Questions are powerful. When I sit with themI experience shifts. I feel life in a different way. I see situations with new perspectives. And it's this powerful question that whispered in my ear that night as I stood in the shadow of flashing lights that's been ringing in my ear for the last six days. It's meant that sometimes I've decided not to text people and wait to pick up the phone later when I prioritize time to call them. It's meant that I chose not to listen to music or read my Facebook feed during my train rides in and out of the city. It's meant that I've taken breaks with Odi my parrot to "go for a walk" as she calls it, around the apartment and sitting looking out the window and just be with her. It's meant that I've been eating my lunch while quietly sitting in my chair with out music, e-mails, or anything else. It's meant that I've consciously been focusing more on listening in conversations. They are small decisions. But they have made me feel a little more awake. And they all started with one question. What would shift if I was 10% more awake, alive, present in my life? What if the volume of life turned up 10% more?
For this week's Joy Tip Wednesday I want to invite us to play with this question yourself and see what comes up. Ask yourself, what would shift if I was 10% more awake in my life? Here's how:
- Sit with the question. Maybe you sit quietly and silently ask yourself the question. Maybe you ask yourself the question out loud and listen for what comes back. Maybe it's a journaling exercise for you. Maybe it's written at the top of your planner or to do list. Or maybe you just make a point to use this question as an anchor to check in periodically during your day.
- See what comes up. What do you feel in sitting with the question? What does your intuition tell you you might do more of? Less of? Differently? The same? Where would the focus sharpen? Deepen? Lessen?
- Try an experiment. Try whatever comes up as a suggested shift and see what happens. One of the biggest things I noticed when I sat with the question is that I'd send less text messages, less e-mails, less Facebook messages, and make more phone calls.
- Notice how you feel. Do you feel more alive? Do you feel more awake? More present?
- Repeat :)
I wrote some of my initial ideas on how to awaken our life during last week's post In Dark Times: What You Can Do. Within 48 hours of writing that post, I had a client tragically suddenly loose her father and I walked one late night upon a woman who was hit by a bus. Earlier this week, families enjoying a day in the park were killed and injured in Lahore, Pakistan. And the list goes on.

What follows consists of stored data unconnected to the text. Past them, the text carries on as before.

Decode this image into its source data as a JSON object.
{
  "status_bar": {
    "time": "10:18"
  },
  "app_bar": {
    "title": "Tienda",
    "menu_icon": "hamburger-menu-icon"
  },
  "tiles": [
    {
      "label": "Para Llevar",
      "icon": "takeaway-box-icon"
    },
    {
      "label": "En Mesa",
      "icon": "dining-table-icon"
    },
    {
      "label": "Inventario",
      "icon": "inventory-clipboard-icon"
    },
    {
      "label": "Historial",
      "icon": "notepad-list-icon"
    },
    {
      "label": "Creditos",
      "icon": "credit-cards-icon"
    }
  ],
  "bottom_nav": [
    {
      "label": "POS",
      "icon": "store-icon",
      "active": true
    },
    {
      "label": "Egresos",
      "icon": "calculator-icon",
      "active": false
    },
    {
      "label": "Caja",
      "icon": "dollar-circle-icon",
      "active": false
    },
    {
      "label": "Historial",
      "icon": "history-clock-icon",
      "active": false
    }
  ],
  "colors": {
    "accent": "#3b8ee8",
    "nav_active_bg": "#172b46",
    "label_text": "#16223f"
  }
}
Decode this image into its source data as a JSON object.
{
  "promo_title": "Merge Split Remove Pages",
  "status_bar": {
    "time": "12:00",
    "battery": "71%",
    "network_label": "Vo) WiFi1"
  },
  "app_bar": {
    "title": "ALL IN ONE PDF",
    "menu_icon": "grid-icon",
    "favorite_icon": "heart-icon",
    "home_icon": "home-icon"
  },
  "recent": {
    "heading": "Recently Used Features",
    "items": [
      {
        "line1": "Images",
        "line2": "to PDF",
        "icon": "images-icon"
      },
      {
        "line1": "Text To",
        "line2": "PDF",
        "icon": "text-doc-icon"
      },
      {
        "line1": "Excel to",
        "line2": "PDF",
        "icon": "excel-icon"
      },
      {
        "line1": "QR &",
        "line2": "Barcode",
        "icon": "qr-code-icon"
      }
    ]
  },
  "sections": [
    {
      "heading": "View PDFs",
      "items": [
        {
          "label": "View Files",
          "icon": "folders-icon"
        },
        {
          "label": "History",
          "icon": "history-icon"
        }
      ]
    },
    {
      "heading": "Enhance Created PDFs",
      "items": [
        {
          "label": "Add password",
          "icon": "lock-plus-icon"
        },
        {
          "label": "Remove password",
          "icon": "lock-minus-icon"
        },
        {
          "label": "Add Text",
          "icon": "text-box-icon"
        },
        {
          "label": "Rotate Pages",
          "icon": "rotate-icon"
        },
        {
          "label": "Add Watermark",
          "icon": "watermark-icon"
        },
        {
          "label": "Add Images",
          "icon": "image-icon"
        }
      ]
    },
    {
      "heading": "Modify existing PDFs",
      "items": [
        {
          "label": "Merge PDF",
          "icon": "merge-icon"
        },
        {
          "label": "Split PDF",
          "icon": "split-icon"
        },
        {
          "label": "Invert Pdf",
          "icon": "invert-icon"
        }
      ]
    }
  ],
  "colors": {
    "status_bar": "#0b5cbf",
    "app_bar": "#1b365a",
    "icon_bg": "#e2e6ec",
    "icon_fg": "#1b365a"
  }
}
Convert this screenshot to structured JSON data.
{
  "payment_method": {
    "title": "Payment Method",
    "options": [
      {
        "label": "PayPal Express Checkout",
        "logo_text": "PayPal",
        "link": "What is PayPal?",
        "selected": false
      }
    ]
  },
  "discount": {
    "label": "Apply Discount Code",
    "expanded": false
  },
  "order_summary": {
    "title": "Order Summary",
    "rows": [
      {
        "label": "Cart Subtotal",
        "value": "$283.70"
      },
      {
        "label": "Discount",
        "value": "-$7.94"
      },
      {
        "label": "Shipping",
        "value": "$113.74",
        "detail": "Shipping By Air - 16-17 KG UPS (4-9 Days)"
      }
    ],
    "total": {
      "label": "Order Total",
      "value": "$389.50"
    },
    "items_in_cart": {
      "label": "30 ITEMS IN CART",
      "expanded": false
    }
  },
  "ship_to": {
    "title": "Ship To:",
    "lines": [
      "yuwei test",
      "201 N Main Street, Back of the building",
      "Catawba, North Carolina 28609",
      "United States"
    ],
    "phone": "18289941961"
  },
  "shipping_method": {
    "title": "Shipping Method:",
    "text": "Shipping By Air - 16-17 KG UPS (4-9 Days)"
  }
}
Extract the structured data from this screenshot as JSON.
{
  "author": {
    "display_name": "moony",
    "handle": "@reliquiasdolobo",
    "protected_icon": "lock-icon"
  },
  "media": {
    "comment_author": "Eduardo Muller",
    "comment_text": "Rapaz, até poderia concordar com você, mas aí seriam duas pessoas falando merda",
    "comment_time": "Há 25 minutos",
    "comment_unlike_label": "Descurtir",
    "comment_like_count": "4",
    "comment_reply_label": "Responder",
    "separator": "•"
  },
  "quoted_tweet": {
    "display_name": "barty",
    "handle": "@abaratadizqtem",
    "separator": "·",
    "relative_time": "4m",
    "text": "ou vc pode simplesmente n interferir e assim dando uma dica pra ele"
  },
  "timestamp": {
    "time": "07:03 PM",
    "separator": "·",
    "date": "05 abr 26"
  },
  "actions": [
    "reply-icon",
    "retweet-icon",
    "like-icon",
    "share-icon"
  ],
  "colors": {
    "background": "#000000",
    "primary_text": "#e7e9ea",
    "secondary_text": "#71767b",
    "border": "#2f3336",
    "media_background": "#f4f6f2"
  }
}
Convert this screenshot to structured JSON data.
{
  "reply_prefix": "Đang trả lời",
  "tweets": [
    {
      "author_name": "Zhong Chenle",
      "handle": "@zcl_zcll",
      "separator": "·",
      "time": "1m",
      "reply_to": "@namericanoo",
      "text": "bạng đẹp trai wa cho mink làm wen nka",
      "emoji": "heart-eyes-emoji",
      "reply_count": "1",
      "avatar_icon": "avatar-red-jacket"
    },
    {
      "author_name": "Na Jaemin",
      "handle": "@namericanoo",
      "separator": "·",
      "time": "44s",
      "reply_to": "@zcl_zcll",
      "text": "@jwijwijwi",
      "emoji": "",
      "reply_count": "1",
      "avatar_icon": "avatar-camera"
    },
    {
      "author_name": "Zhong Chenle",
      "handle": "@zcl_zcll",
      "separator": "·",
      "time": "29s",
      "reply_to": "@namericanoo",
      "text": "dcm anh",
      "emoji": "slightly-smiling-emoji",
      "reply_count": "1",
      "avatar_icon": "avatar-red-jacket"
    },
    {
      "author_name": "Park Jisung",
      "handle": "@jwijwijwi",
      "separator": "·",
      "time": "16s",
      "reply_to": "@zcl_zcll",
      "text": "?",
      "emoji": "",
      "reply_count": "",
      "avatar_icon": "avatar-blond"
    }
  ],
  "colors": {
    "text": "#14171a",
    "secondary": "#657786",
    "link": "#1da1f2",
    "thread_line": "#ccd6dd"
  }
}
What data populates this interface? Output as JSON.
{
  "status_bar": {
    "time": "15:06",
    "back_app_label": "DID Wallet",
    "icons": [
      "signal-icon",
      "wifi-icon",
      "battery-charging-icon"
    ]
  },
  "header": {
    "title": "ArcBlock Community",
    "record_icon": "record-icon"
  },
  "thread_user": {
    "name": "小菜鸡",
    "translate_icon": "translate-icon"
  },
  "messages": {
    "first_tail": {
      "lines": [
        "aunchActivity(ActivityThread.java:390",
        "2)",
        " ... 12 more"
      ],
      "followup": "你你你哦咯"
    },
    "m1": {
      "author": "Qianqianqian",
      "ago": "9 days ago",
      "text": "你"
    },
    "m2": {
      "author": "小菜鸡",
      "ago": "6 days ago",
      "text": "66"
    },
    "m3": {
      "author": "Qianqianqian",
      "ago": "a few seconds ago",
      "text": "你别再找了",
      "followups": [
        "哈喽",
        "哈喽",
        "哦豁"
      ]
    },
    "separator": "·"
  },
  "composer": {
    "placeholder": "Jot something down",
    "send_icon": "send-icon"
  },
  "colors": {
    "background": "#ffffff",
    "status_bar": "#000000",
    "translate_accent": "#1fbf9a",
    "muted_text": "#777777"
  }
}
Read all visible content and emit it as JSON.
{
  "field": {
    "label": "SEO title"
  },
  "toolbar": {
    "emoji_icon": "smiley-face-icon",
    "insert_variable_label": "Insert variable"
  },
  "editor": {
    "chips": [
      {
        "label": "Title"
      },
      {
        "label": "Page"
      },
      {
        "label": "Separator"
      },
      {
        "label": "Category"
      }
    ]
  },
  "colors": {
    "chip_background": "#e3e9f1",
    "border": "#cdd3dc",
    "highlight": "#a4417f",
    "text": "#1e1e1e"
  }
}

While tragic moments sharpen our lens and help us see what matters, as time wears on, somehow we forget, fall back asleep, and fall into old patterns. Old ways of being and doing. And while this may be inevitable, I'm convinced that we can practice consciously choosing something different.
Some more of presence, clarity that we have in the most challenging of moments, in the moments when life seems to be a little bit easier, or perhaps even awesome. Because it can be in the great moment spans of life, or the monotony of the ordinary, that we loose sight of what matters. Of who we want to be. And then life hits us where it hurts and awakens us again.
What would life be like if we choose to be a little more awake all of the time rather than just in the most challenging moments of suffering?
Would we be more resilient during stressful times? More connected to those we love? Have created a support system that always catches us when we fall? And served on support systems to catch others? Would we appreciate the small moments more? Would we awaken to the beauty of the mundane ordinary as much as the totally life changing moments? I'd say the answer and so much more beyond what we can imagine and see is possible. Will you join me this week in an experiment to awaken your life?